In most cases, scales are controlled by natural enemies, especially parasitic wasps. A parasitized scale will appear darker than normal. Other natural enemies include lady beetles (“lady bugs”), lacewings and mites. Because ants feed on the honeydew secreted by scales, they will protect the scales from their natural enemies. Controlling ants will therefore help to decrease the scale population.
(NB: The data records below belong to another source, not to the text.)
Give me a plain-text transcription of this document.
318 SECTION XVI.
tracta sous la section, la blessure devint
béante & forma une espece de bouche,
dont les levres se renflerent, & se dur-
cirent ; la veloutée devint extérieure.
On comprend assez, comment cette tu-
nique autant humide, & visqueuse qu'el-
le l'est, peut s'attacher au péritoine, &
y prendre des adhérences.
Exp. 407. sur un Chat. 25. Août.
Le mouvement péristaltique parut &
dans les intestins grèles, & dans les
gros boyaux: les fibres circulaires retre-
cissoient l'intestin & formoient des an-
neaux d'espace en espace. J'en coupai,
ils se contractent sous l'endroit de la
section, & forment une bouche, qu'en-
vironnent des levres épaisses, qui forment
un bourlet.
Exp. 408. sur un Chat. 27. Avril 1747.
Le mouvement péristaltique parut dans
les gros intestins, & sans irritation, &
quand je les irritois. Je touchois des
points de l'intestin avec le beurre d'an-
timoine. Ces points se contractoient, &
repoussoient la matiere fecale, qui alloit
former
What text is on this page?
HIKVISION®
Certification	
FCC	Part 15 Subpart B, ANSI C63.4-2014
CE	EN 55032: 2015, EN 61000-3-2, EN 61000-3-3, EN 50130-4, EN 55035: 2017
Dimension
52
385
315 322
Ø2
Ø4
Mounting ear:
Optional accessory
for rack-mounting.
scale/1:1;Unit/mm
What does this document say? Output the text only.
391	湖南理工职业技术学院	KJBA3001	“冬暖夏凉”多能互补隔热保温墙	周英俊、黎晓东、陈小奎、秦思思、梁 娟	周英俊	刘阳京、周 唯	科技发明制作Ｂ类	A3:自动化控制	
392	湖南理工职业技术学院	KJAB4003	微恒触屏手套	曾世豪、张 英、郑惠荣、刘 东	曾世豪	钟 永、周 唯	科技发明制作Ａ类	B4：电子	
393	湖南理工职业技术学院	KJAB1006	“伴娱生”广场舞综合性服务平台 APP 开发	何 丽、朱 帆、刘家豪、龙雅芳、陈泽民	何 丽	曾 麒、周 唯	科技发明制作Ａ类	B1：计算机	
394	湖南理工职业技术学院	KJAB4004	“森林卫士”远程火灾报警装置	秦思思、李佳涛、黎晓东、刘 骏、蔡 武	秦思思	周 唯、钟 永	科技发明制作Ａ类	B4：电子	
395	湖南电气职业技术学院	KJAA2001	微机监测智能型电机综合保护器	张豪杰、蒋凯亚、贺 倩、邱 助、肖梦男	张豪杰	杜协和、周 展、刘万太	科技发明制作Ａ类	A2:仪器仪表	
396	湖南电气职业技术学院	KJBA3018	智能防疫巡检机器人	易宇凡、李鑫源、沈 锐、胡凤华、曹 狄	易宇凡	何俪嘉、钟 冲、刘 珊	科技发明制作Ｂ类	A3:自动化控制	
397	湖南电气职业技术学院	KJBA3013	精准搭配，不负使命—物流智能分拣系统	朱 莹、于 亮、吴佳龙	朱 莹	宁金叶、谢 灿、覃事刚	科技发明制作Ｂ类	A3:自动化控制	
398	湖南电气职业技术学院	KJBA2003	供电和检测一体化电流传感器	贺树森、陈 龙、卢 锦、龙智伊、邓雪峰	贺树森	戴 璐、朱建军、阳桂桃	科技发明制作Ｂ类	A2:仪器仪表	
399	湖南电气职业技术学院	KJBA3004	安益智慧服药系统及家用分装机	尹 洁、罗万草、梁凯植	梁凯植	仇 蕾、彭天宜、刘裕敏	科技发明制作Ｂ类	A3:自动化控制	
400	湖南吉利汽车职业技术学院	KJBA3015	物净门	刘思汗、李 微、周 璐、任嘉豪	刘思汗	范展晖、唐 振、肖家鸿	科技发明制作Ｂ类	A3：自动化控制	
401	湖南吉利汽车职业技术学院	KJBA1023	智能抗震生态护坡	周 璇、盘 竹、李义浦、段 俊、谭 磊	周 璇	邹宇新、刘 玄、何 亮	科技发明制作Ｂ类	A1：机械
Beware of using broad-based insecticides because they kill beneficial insects and scale parasites indiscriminately, as well as the scales and ants.
Cultural practices to control scales include pruning to improve air movement and light penetration into dense canopies, and selection of plants that are less prone to scale infestation. Because scales tend to be host-specific, replace problem plants with plants less attractive to scales. Planting flowering plants near scale infestations will aid in attracting natural enemies.
For limited scale infestations, prune out heavily infested branches. Pruning to open up the tree canopy will expose scales to the hot sun, increasing their mortality.
Heavy infestations may require the use of horticultural oil during the dormant season or when the crawlers (nymphs) are active during the growing season (late winter to early summer). Read the label carefully when mixing with water, as horticultural oils may damage plants under certain conditions. To smother (and destroy) the scales, affected areas including the undersides of leaves must be thoroughly coated with the horticultural oil spray. On larger ornamental shade trees (non-fruit-bearing), a soil-applied systemic insecticide might be considered.